It has been six straight months of work to get a 150 by 310 foot arena and other facilities ready. The Gilroy Rodeo is back, thanks to Erik Martin, who runs a major contracting firm but is passionate about keeping the Western heritage of this city alive.
"It just seems so important to keep that heritage alive," Martin said. "You know, the vaquero tradition, the Mexican heritage that's here, these guys with these ropes. Horsemen. It came from that."
Joyce Vieiera just brought in a load of young roping cattle. The 77-year-old is the rodeo's grand marshal and a lifelong rodeo competitor. As Gilroy has grown into a large city, she thinks the rodeo will be good for many young people.
"There's so many hundreds of kids, thousands of kids that live in town," she said. "They don't know what a horse is or a cat or a dog. They don't get a pet or do those things."
One of them is 14 year old Ryan Town, who has spent four days volunteering, helping to set up tables and chairs.
"I'm really excited for this weekend," he said. "I'm going to be helping out maybe pushing up the steers back in the chutes. Yeah, I'm really excited."
More than 300 people have signed up to compete in various events Saturday and Sunday. The oldest is 81. Kids under three will compete in a sheep riding contest."

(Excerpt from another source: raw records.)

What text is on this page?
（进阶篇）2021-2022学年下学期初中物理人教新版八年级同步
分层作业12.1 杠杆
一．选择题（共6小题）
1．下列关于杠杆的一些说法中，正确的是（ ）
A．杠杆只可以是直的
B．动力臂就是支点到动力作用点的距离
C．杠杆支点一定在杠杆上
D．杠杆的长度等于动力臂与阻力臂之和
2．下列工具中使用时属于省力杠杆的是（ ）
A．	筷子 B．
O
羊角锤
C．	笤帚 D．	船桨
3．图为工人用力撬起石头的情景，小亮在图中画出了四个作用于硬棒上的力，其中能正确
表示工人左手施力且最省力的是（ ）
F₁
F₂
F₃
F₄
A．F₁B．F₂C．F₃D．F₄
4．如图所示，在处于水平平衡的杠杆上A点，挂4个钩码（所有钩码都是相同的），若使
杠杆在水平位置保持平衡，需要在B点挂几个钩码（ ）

The statue of an historic rodeo star, Casey Tibbs, and his horse War Paint will make an appearance. The landmark graced downtown Gilroy for years until it was put out to pasture four years ago.
Professional bull rider Rob Smetz will be announcing some of the events. A San Martin native, he says there's no sport like rodeo. He flew in from Texas to be part of the rodeo's return.
"Cowboys like to brag just like football and baseball players," he said. "I'm a little bit better than you, or I've got a horse that bucks better than your horse. That's where the sport all evolved from."
Five thousand fans are expected to turn out each day. Proceeds will go to youth programs.
Tickets are available on site for $25. Children 12 and under are admitted free.